Last updated: 2020-02-28 19:04:47

PDF

An HBase table is built based on Hadoop HDFS. Therefore, HBase data can be migrated with DistCp of Hadoop HDFS or relevant tools provided by the HBase layer based on the HBase table structure.

As shown above, there are multiple HBase migration schemes, among which snapshot-based migration is recommended.

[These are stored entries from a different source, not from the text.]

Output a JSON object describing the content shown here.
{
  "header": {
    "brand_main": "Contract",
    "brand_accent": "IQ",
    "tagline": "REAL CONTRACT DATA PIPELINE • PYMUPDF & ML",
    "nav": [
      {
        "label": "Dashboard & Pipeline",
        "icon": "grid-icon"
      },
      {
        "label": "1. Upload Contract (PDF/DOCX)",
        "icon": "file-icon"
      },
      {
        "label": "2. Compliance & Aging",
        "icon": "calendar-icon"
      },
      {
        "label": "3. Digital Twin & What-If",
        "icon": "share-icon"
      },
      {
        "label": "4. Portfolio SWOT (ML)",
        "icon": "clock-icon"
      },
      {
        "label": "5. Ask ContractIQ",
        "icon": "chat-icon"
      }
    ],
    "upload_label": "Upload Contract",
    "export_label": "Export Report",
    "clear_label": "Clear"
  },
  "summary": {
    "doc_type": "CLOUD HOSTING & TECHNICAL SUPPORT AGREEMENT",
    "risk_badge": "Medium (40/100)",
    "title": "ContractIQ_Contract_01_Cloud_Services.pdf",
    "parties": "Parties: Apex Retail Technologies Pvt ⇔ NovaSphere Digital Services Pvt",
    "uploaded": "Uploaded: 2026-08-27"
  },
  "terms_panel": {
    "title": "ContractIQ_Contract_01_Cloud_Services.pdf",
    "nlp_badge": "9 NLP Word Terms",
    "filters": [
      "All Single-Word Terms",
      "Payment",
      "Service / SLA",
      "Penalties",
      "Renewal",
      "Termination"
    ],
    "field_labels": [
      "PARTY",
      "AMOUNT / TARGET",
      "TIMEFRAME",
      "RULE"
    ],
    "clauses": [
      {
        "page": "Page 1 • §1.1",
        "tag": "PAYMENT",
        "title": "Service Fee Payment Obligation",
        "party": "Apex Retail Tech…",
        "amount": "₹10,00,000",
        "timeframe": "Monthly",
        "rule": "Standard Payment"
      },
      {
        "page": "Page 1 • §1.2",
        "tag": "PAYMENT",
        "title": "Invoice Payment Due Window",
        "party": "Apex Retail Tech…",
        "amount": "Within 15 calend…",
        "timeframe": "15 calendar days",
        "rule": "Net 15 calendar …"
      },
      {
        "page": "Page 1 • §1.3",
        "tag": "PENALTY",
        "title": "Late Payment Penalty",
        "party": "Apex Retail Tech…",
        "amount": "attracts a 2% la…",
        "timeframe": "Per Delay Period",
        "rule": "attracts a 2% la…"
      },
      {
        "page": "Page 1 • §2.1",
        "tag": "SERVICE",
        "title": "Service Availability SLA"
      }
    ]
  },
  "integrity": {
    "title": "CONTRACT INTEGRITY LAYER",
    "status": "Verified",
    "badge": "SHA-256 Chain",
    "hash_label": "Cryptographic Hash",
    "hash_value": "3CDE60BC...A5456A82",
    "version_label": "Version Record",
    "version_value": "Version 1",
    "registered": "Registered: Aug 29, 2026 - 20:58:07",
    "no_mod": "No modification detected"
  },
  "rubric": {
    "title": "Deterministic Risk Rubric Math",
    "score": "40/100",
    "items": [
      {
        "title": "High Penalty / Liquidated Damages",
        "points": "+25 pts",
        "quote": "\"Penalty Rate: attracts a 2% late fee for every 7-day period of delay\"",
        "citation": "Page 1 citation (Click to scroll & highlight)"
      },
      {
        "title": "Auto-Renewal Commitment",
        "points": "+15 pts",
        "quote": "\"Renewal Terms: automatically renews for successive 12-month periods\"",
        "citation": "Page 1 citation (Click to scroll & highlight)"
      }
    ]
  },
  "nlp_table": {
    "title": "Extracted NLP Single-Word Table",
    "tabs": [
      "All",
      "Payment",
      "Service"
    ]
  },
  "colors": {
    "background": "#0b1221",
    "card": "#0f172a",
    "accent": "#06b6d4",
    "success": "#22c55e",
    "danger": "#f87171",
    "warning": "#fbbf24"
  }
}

Snapshot-based HBase Migration

  1. Create a table in the new cluster with the same structure as in the original cluster.
  2. Run hbase shell to create a snapshot in the original cluster.
    $ ./bin/hbase shell  
    hbase>snapshot 'myTable', 'myTableSnapshot'  
    Here, 'myTable' is the HBase table name, and 'myTableSnapshot' is the HBase snapshot name. You can run list_snapshots to check whether the snapshot is successfully created or run delete_snapshot to delete it.
    hbase> delete_snapshot 'myTableSnapshot'  
  3. Export the snapshot from the source cluster to the target one.
    hbase org.apache.hadoop.hbase.snapshot.ExportSnapshot -snapshot myTableSnapshot -copy-to hdfs://10.0.0.38:4007/hbase/snapshot/myTableSnapshot  
    Here, 10.0.0.38:4007 is the value of $activeip:$rpcport of the target cluster. When the snapshot is exported, the system will start a MapReduce job. You can add -mappers 16 -bandwidth 200 to specify the mapper and bandwidth. Here, 200 indicates 200 MB/sec.
  4. Restore the snapshot to the target HDFS in the target cluster by running the following command in the target cluster.
    hbase org.apache.hadoop.hbase.snapshot.ExportSnapshot -snapshot myTableSnapshot -copy-from /hbase/snapshot/myTableSnapshot -copy-to /hbase/  
  5. Restore the corresponding HBase table and data from HDFS in the target cluster.
    hbase> disable "myTable"  
    hbase> restore_snapshot 'myTableSnapshot'  
    hbase> enable 'myTable'  
  6. You can test the migration result by using a simple HBase table.